There are three species of gannet: the Northern (found in the Atlantic), the Australasian (found in South Pacific), and the Cape Gannet (found around the African Cape). The gannet is very similar to boobies in shape.
One extraordinary instance of dispersal due to climate change is the presence of a single Northern Gannet on the Farallon Islands off the coast of California, pictured below. I took this picture of him attending a colony of Brandt’s Cormorants during the summer breeding season. This bird is the only Northern Gannet in the entire Pacific Ocean.
This bird is thought to have migrated across the Northwest Passage in the Arctic which, normally covered in sea ice, has in recent years experienced too high temperatures to form sea ice. This is due to climate change and warming ocean conditions which are especially pronounced at the poles. 2016 is the fourth year that the gannet has resided at the Farallones after surviving his extraordinary journey of thousands of miles. He is able to plunge-dive for fish in the Pacific just as well in the Atlantic, although during the breeding season he gets restless searching for a mate.
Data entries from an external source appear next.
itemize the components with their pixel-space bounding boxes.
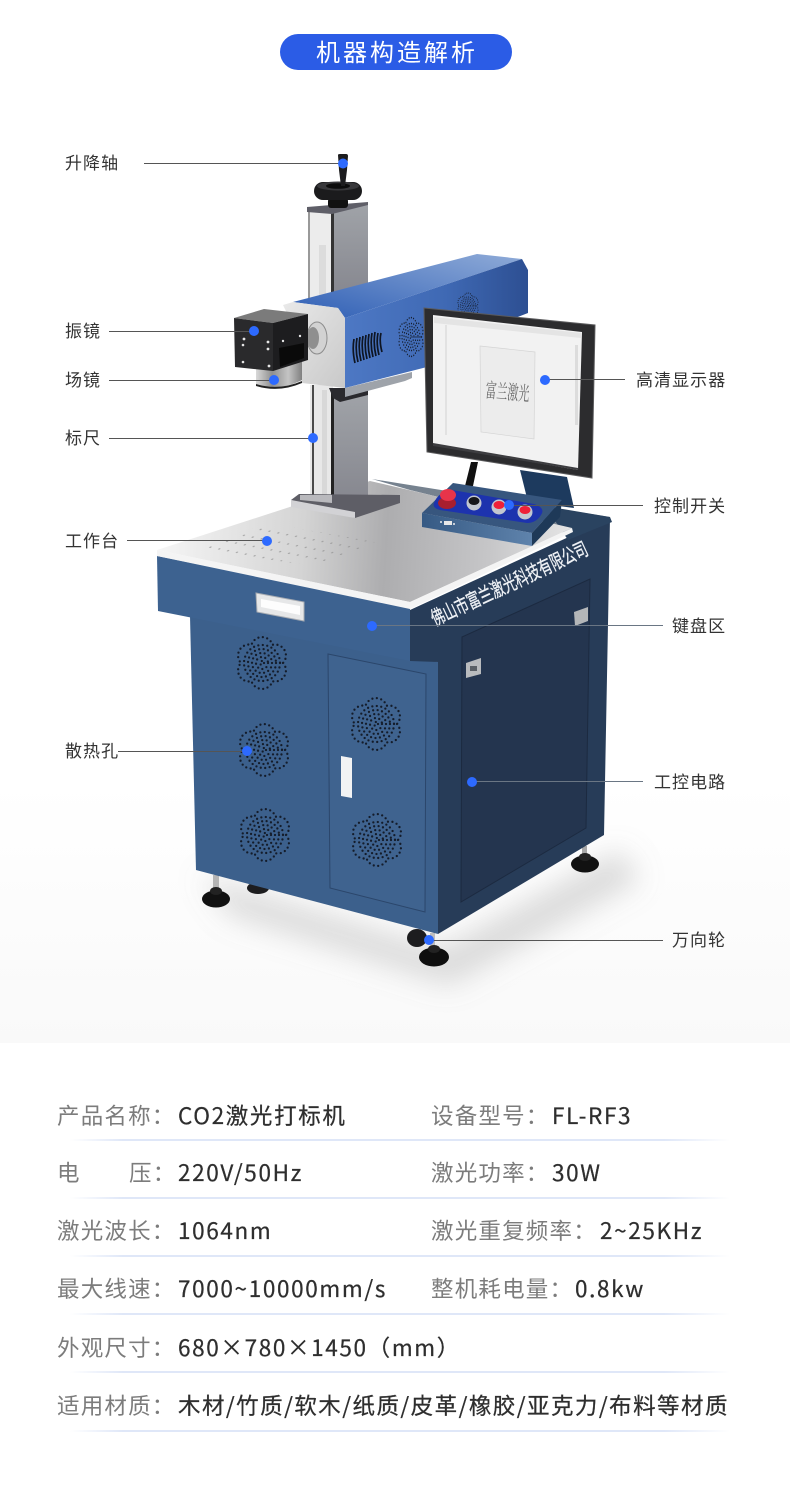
callout: 万向轮 [424, 926, 726, 951]
spec row: 最大线速 / 整机耗电量: 7000~10000mm/s [178, 1272, 387, 1304]
arm top face [293, 254, 522, 318]
callout: 工控电路: 工控电路 [654, 768, 726, 793]
callout: 标尺: 标尺 [65, 424, 101, 449]
keyboard drawer panel [157, 556, 410, 661]
callout: 键盘区: 键盘区 [672, 612, 726, 637]
spec row: 产品名称 / 设备型号: FL-RF3 [552, 1099, 632, 1131]
column upper [308, 210, 332, 300]
door handle [341, 756, 352, 798]
spec row: 电压 / 激光功率: 激光功率： [431, 1156, 550, 1188]
foot: front caster [407, 929, 427, 947]
spec row: 最大线速 / 整机耗电量: 最大线速： [57, 1272, 176, 1304]
arm silver end [283, 302, 345, 388]
callout: 升降轴: 升降轴 [65, 149, 119, 174]
spec row: 产品名称 / 设备型号 [57, 1099, 632, 1131]
arm air slots [353, 332, 382, 363]
spec row: 激光波长 / 激光重复频率: 1064nm [178, 1214, 272, 1246]
galvo connector [307, 322, 327, 354]
cabinet left front panel [190, 616, 438, 934]
callout: 散热孔: 散热孔 [65, 737, 119, 762]
title pill: 机器构造解析 [316, 33, 478, 68]
callout: 振镜 [65, 317, 259, 342]
monitor [424, 308, 595, 478]
spec row: 电压 / 激光功率: 压： [129, 1156, 176, 1188]
spec row: 最大线速 / 整机耗电量 [57, 1272, 645, 1304]
foot: front corner [419, 933, 449, 966]
cabinet right side panel [410, 518, 610, 934]
column base plate [291, 494, 400, 518]
callout: 高清显示器 [540, 366, 726, 391]
spec row: 外观尺寸: 外观尺寸： [57, 1331, 176, 1363]
spec row: 激光波长 / 激光重复频率: 2~25KHz [600, 1214, 703, 1246]
right door latch lower [466, 658, 481, 678]
callout: 高清显示器: 高清显示器 [636, 366, 726, 391]
callout: 升降轴 [65, 149, 348, 174]
table mounting holes [193, 523, 375, 566]
arm side face [345, 259, 528, 388]
column lower [310, 385, 333, 505]
spec row: 产品名称 / 设备型号: 设备型号： [431, 1099, 550, 1131]
callout: 万向轮: 万向轮 [672, 926, 726, 951]
spec row: 电压 / 激光功率 [57, 1156, 602, 1188]
callout: 工控电路 [467, 768, 726, 793]
cabinet [190, 518, 610, 934]
screen toolbar [434, 317, 581, 338]
design page [480, 346, 535, 439]
control box [422, 483, 562, 546]
spec row: 最大线速 / 整机耗电量: 整机耗电量： [431, 1272, 573, 1304]
arm lower bracket [345, 372, 412, 397]
callout: 工作台: 工作台 [65, 527, 119, 552]
screen logo text: 富兰激光 [484, 375, 531, 407]
spec row: 适用材质: 木材/竹质/软木/纸质/皮革/橡胶/亚克力/布料等材质 [178, 1389, 729, 1421]
monitor stand [465, 462, 574, 508]
right side door [461, 579, 590, 902]
callout: 场镜: 场镜 [65, 366, 101, 391]
control box top [422, 483, 562, 533]
field lens [256, 362, 302, 389]
spec row: 最大线速 / 整机耗电量: 0.8kw [575, 1272, 645, 1304]
red button 2 [518, 504, 532, 520]
callout: 控制开关: 控制开关 [654, 492, 726, 517]
callout: 散热孔 [65, 737, 252, 762]
spec row: 产品名称 / 设备型号: CO2激光打标机 [178, 1099, 347, 1131]
callout: 键盘区 [367, 612, 726, 637]
drawer handle [256, 593, 304, 621]
spec row: 外观尺寸: 680×780×1450（mm） [178, 1331, 461, 1363]
front door [328, 654, 426, 912]
callout: 标尺 [65, 424, 318, 449]
spec row: 激光波长 / 激光重复频率 [57, 1214, 703, 1246]
control box right [532, 500, 562, 546]
callout: 控制开关 [504, 492, 726, 517]
black button [466, 496, 482, 510]
laser arm [283, 254, 528, 397]
galvo head [234, 309, 308, 371]
callout: 工作台 [65, 527, 272, 552]
company name on cabinet: 佛山市富兰激光科技有限公司 [425, 533, 592, 631]
red button [492, 500, 506, 514]
table top [157, 479, 612, 609]
foot: front left [202, 875, 230, 908]
usb port [440, 521, 455, 525]
column top plate [307, 202, 368, 214]
button panel [434, 490, 542, 523]
foot: rear right [571, 846, 599, 872]
callout: 振镜: 振镜 [65, 317, 101, 342]
spec row: 电压 / 激光功率: 30W [552, 1156, 602, 1188]
spec row: 激光波长 / 激光重复频率: 激光波长： [57, 1214, 176, 1246]
arm vent flower rear [458, 293, 478, 319]
floor shadow [200, 850, 640, 985]
spec row: 产品名称 / 设备型号: 产品名称： [57, 1099, 176, 1131]
column [291, 202, 400, 518]
right door latch upper [574, 607, 588, 626]
callout: 场镜 [65, 366, 279, 391]
spec row: 电压 / 激光功率: 电 [57, 1156, 81, 1188]
spec row: 激光波长 / 激光重复频率: 激光重复频率： [431, 1214, 597, 1246]
spec row: 适用材质: 适用材质： [57, 1389, 176, 1421]
heat vent holes [238, 637, 401, 866]
spec row: 电压 / 激光功率: 220V/50Hz [178, 1156, 303, 1188]
monitor screen [433, 315, 582, 470]
control box front [422, 513, 532, 546]
arm vent flower [399, 318, 423, 356]
lifting handwheel [314, 154, 362, 208]
title pill [280, 34, 512, 70]
emergency stop [438, 489, 456, 509]
foot: rear caster [247, 882, 269, 894]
Also within the Sulid family are Fregatidae, or frigatebirds. These birds are found across all tropical and subtropical oceans. The males and females are sexually dimorphic. The males have enormous bright red gular (throat) pouches which they inflate and use in their courtship displays.
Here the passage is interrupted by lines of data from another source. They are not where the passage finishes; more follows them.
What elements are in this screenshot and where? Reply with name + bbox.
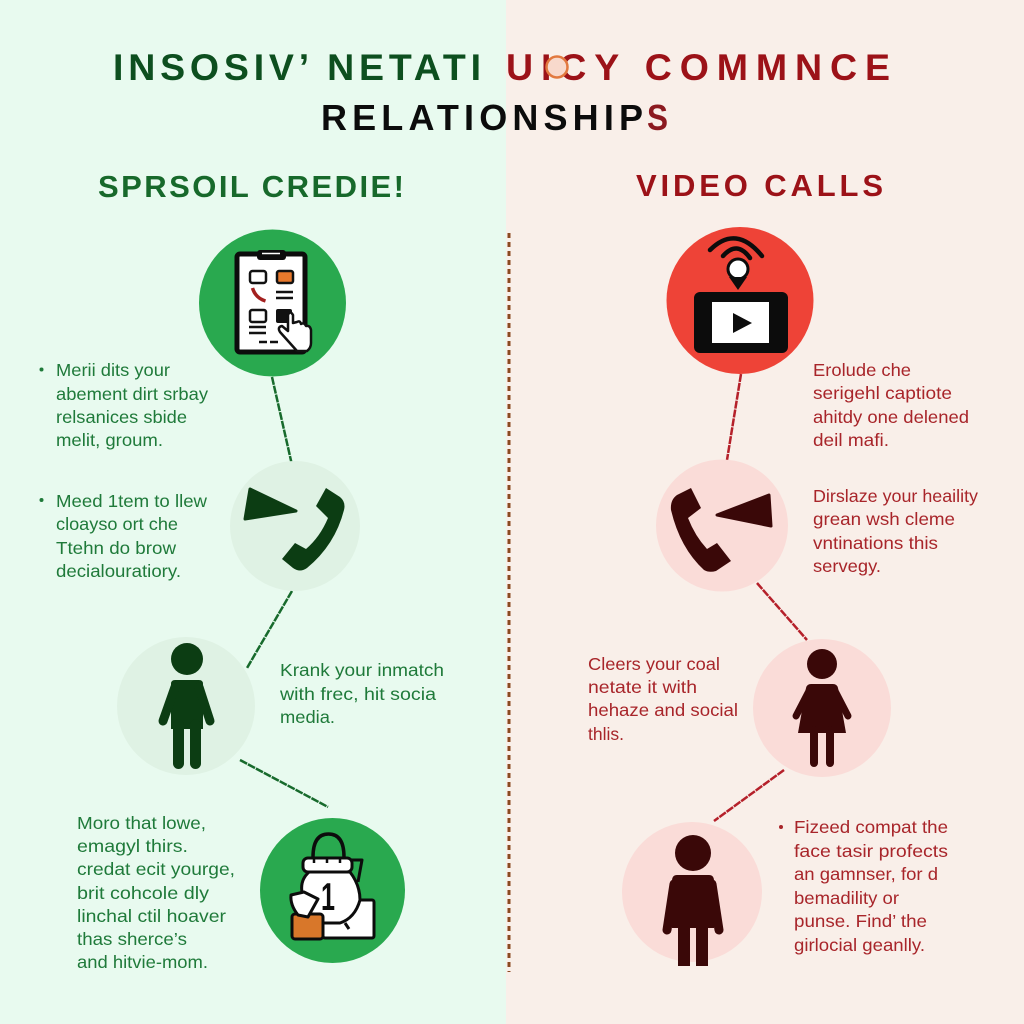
text block: left 2: Meed 1tem to llew	[56, 491, 207, 511]
text block: left 2: Ttehn do brow	[56, 538, 176, 558]
text block: left 3	[279, 660, 444, 727]
text block: right 1: Erolude che	[813, 360, 911, 380]
text block: left 4: and hitvie-mom.	[77, 952, 208, 972]
icon: phone and arrow left	[230, 461, 360, 591]
text block: left 4: thas sherce’s	[77, 929, 187, 949]
text block: right 4: girlocial geanlly.	[794, 935, 925, 955]
text block: right 4	[779, 817, 948, 955]
text block: right 1	[813, 360, 969, 450]
text block: right 2: Dirslaze your heaility	[813, 486, 978, 506]
title: INSOSIV’ NETATI	[113, 46, 483, 88]
text block: right 4: Fizeed compat the	[794, 817, 948, 837]
icon: phone and arrow right	[656, 460, 788, 592]
text block: right 3: netate it with	[588, 677, 697, 697]
text block: right 4: bemadility or	[794, 888, 899, 908]
text block: right 2: servegy.	[813, 556, 881, 576]
text block: left 1: Merii dits your	[56, 360, 170, 380]
title: RELATIONSHIP	[321, 97, 645, 138]
text block: right 3	[588, 654, 738, 744]
text block: right 2: vntinations this	[813, 533, 938, 553]
title: UICY COMMNCE	[506, 46, 892, 88]
text block: left 4: linchal ctil hoaver	[77, 906, 226, 926]
icon: person right	[622, 822, 762, 966]
text block: right 1: deil mafi.	[813, 430, 889, 450]
heading: right column: VIDEO CALLS	[636, 168, 883, 203]
icon: video with signal	[666, 227, 814, 374]
text block: right 3: hehaze and social	[588, 700, 738, 720]
text block: left 4: Moro that lowe,	[77, 813, 206, 833]
text block: left 1: relsanices sbide	[56, 407, 187, 427]
text block: right 4: face tasir profects	[794, 841, 948, 861]
text block: right 2	[813, 486, 978, 576]
icon: bag with number	[260, 818, 405, 963]
text block: left 3: with frec, hit socia	[279, 684, 436, 704]
icon: tablet with hand	[199, 230, 346, 376]
text block: left 3: Krank your inmatch	[280, 660, 444, 680]
heading: left column: SPRSOIL CREDIE!	[98, 169, 404, 204]
icon: bag with number: 1	[321, 876, 335, 919]
title	[113, 46, 892, 138]
title: S	[647, 97, 668, 138]
text block: left 4: emagyl thirs.	[77, 836, 188, 856]
text block: right 3: Cleers your coal	[588, 654, 720, 674]
icon: person in dress	[753, 639, 891, 777]
text block: right 4: an gamnser, for d	[794, 864, 938, 884]
text block: left 2: cloayso ort che	[56, 514, 178, 534]
text block: left 2: decialouratiory.	[56, 561, 181, 581]
text block: right 1: serigehl captiote	[813, 383, 952, 403]
text block: right 4: punse. Find’ the	[794, 911, 927, 931]
text block: right 2: grean wsh cleme	[813, 509, 955, 529]
text block: left 4	[77, 813, 235, 972]
text block: right 3: thlis.	[588, 724, 624, 744]
text block: left 1	[40, 360, 208, 450]
connector lines: left	[240, 377, 328, 807]
text block: left 4: brit cohcole dly	[77, 883, 209, 903]
text block: left 1: melit, groum.	[56, 430, 163, 450]
text block: left 4: credat ecit yourge,	[77, 859, 235, 879]
text block: left 2	[40, 491, 207, 581]
connector lines: right	[714, 374, 807, 821]
text block: right 1: ahitdy one delened	[813, 407, 969, 427]
text block: left 1: abement dirt srbay	[56, 384, 208, 404]
text block: left 3: media.	[280, 707, 335, 727]
icon: person left	[117, 637, 255, 775]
Frigatebirds spend most of their day searching for food. They often resort to kleptoparasitism, meaning that they will steal food from other birds. They are literally pirate birds, pulling at feathers and dive-bombing in the air until the victim releases or throws up its fish. If this does not provide them with enough food, they will also plunge-dive for fish and squid.
Phalocroracidae
This family consists of cormorants and shags. There are 40 species found around the world, although the exact taxonomy of this group is rather up in the air for now. Most species have dark feathers that are not waterproofed, meaning that after swimming in the water, their feathers must be dried out. Cormorants can often be seen on land spread-winged, as they try to use the sun and wind to dry their waterlogged feathers.
Cormorant bills are long and hooked, and excellent for grasping fish. They are pursuit-divers, using their large feet to propel themselves under the surface as try to catch prey. Cormorants and shags are coastal rather than oceanic seabirds, sticking to nearshore waters and breeding on islands and the coast. There is a uniquely flightless species of cormorant on the Galapagos.
Cormorants have a long and storied history with humans – from being maligned (and called the “devilbird”), despised, and exterminated by fishermen from Mississippi to Malaysia as competitors for fish, to being used as domesticated fish-fetching “tools” in Asia. Peruvians long mined their guano for fertilizer, enabling them to eke out an existence as farmers in an otherwise harsh environment. In John Milton’s book Paradise Lost, cormorants are demonized as Satan takes the form of a cormorant to spy on Adam and Eve. The cormorant is perhaps the world’s most misunderstood and under appreciated waterbird.
Sulids are a wonderfully diverse family of beautiful seabirds, and personally remain one of my favorite groups.